After-Tax Rollover Rules - Too Good to be True for Safe Harbor 401(k) Plans?
Tom Breitenbach

The IRS recent issuance of Notice 2014-54 has gained accolades from various investment advisors as an easy way to convert after-tax salary contributions to a qualified plan to Roth amounts once they become distributable. Claims that this guidance provides an opportunity for a “tax free asset growth strategy” or a “mega backdoor Roth contribution” may be an exaggeration for most plans.

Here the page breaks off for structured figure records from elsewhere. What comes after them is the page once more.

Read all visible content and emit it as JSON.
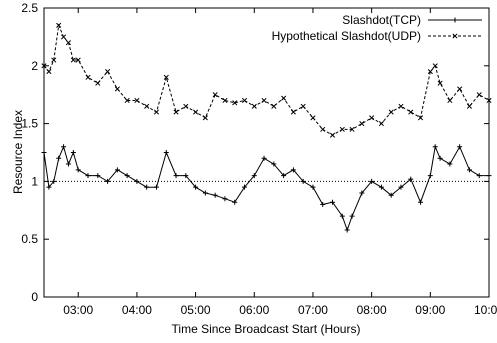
{
  "chart_data": {
    "type": "line",
    "title": "",
    "xlabel": "Time Since Broadcast Start (Hours)",
    "ylabel": "Resource Index",
    "xlim": [
      "02:25",
      "10:00"
    ],
    "ylim": [
      0,
      2.5
    ],
    "x_ticks": [
      "03:00",
      "04:00",
      "05:00",
      "06:00",
      "07:00",
      "08:00",
      "09:00",
      "10:00"
    ],
    "y_ticks": [
      "0",
      "0.5",
      "1",
      "1.5",
      "2",
      "2.5"
    ],
    "grid": false,
    "legend_position": "top-right",
    "reference_line": {
      "y": 1,
      "style": "dotted"
    },
    "series": [
      {
        "name": "Slashdot(TCP)",
        "marker": "plus",
        "line": "solid",
        "points": [
          [
            "02:25",
            1.25
          ],
          [
            "02:30",
            0.95
          ],
          [
            "02:35",
            1.0
          ],
          [
            "02:40",
            1.2
          ],
          [
            "02:45",
            1.3
          ],
          [
            "02:50",
            1.15
          ],
          [
            "02:55",
            1.25
          ],
          [
            "03:00",
            1.1
          ],
          [
            "03:10",
            1.05
          ],
          [
            "03:20",
            1.05
          ],
          [
            "03:30",
            1.0
          ],
          [
            "03:40",
            1.1
          ],
          [
            "03:50",
            1.05
          ],
          [
            "04:00",
            1.0
          ],
          [
            "04:10",
            0.95
          ],
          [
            "04:20",
            0.95
          ],
          [
            "04:30",
            1.25
          ],
          [
            "04:40",
            1.05
          ],
          [
            "04:50",
            1.05
          ],
          [
            "05:00",
            0.95
          ],
          [
            "05:10",
            0.9
          ],
          [
            "05:20",
            0.88
          ],
          [
            "05:30",
            0.85
          ],
          [
            "05:40",
            0.82
          ],
          [
            "05:50",
            0.95
          ],
          [
            "06:00",
            1.05
          ],
          [
            "06:10",
            1.2
          ],
          [
            "06:20",
            1.15
          ],
          [
            "06:30",
            1.05
          ],
          [
            "06:40",
            1.1
          ],
          [
            "06:50",
            1.0
          ],
          [
            "07:00",
            0.95
          ],
          [
            "07:10",
            0.8
          ],
          [
            "07:20",
            0.82
          ],
          [
            "07:30",
            0.7
          ],
          [
            "07:35",
            0.58
          ],
          [
            "07:40",
            0.7
          ],
          [
            "07:50",
            0.9
          ],
          [
            "08:00",
            1.0
          ],
          [
            "08:10",
            0.95
          ],
          [
            "08:20",
            0.88
          ],
          [
            "08:30",
            0.95
          ],
          [
            "08:40",
            1.02
          ],
          [
            "08:50",
            0.82
          ],
          [
            "09:00",
            1.05
          ],
          [
            "09:05",
            1.3
          ],
          [
            "09:10",
            1.2
          ],
          [
            "09:20",
            1.15
          ],
          [
            "09:30",
            1.3
          ],
          [
            "09:40",
            1.1
          ],
          [
            "09:50",
            1.05
          ],
          [
            "10:00",
            1.05
          ]
        ]
      },
      {
        "name": "Hypothetical Slashdot(UDP)",
        "marker": "cross",
        "line": "dashed",
        "points": [
          [
            "02:25",
            2.0
          ],
          [
            "02:30",
            1.95
          ],
          [
            "02:35",
            2.05
          ],
          [
            "02:40",
            2.35
          ],
          [
            "02:45",
            2.25
          ],
          [
            "02:50",
            2.2
          ],
          [
            "02:55",
            2.05
          ],
          [
            "03:00",
            2.05
          ],
          [
            "03:10",
            1.9
          ],
          [
            "03:20",
            1.85
          ],
          [
            "03:30",
            1.95
          ],
          [
            "03:40",
            1.8
          ],
          [
            "03:50",
            1.7
          ],
          [
            "04:00",
            1.7
          ],
          [
            "04:10",
            1.65
          ],
          [
            "04:20",
            1.6
          ],
          [
            "04:30",
            1.9
          ],
          [
            "04:40",
            1.6
          ],
          [
            "04:50",
            1.65
          ],
          [
            "05:00",
            1.6
          ],
          [
            "05:10",
            1.55
          ],
          [
            "05:20",
            1.75
          ],
          [
            "05:30",
            1.7
          ],
          [
            "05:40",
            1.68
          ],
          [
            "05:50",
            1.7
          ],
          [
            "06:00",
            1.65
          ],
          [
            "06:10",
            1.7
          ],
          [
            "06:20",
            1.65
          ],
          [
            "06:30",
            1.72
          ],
          [
            "06:40",
            1.6
          ],
          [
            "06:50",
            1.65
          ],
          [
            "07:00",
            1.55
          ],
          [
            "07:10",
            1.45
          ],
          [
            "07:20",
            1.4
          ],
          [
            "07:30",
            1.45
          ],
          [
            "07:40",
            1.45
          ],
          [
            "07:50",
            1.5
          ],
          [
            "08:00",
            1.55
          ],
          [
            "08:10",
            1.5
          ],
          [
            "08:20",
            1.6
          ],
          [
            "08:30",
            1.65
          ],
          [
            "08:40",
            1.6
          ],
          [
            "08:50",
            1.55
          ],
          [
            "09:00",
            1.95
          ],
          [
            "09:05",
            2.0
          ],
          [
            "09:10",
            1.85
          ],
          [
            "09:20",
            1.7
          ],
          [
            "09:30",
            1.8
          ],
          [
            "09:40",
            1.65
          ],
          [
            "09:50",
            1.75
          ],
          [
            "10:00",
            1.7
          ]
        ]
      }
    ]
  }
}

The biggest obstacle to this “strategy” is the general availability, or lack thereof, for plans to have the ability to offer after-tax contributions as a plan feature. Most plans do not offer after-tax contributions, as there is limited interest due to the relatively-high current limits of pre-tax or Roth salary deferrals ($23,000 for those age 50 or above, and expected to increase by perhaps $1,500 next year). Perhaps the biggest obstacle in a plan’s offering after-tax contributions is because after-tax contribution availability to Highly Compensated Employees is strictly limited by the ACP test. Keep in mind that even if a plan is designed as a safe harbor 401(k) plan and generally has a “bye” for the ADP and ACP tests, if the plan offers after-tax contributions, the ACP test must be run independently for those after-tax contributions. If the Non-highly Compensated Employees are not making after-tax contributions, then the Highly Compensated Employees cannot.

From the investment and wealth-management perspectives, IRS Notice 2014-54 looks wonderful, but it may be too good to be true if you look at it from a plan operation perspective.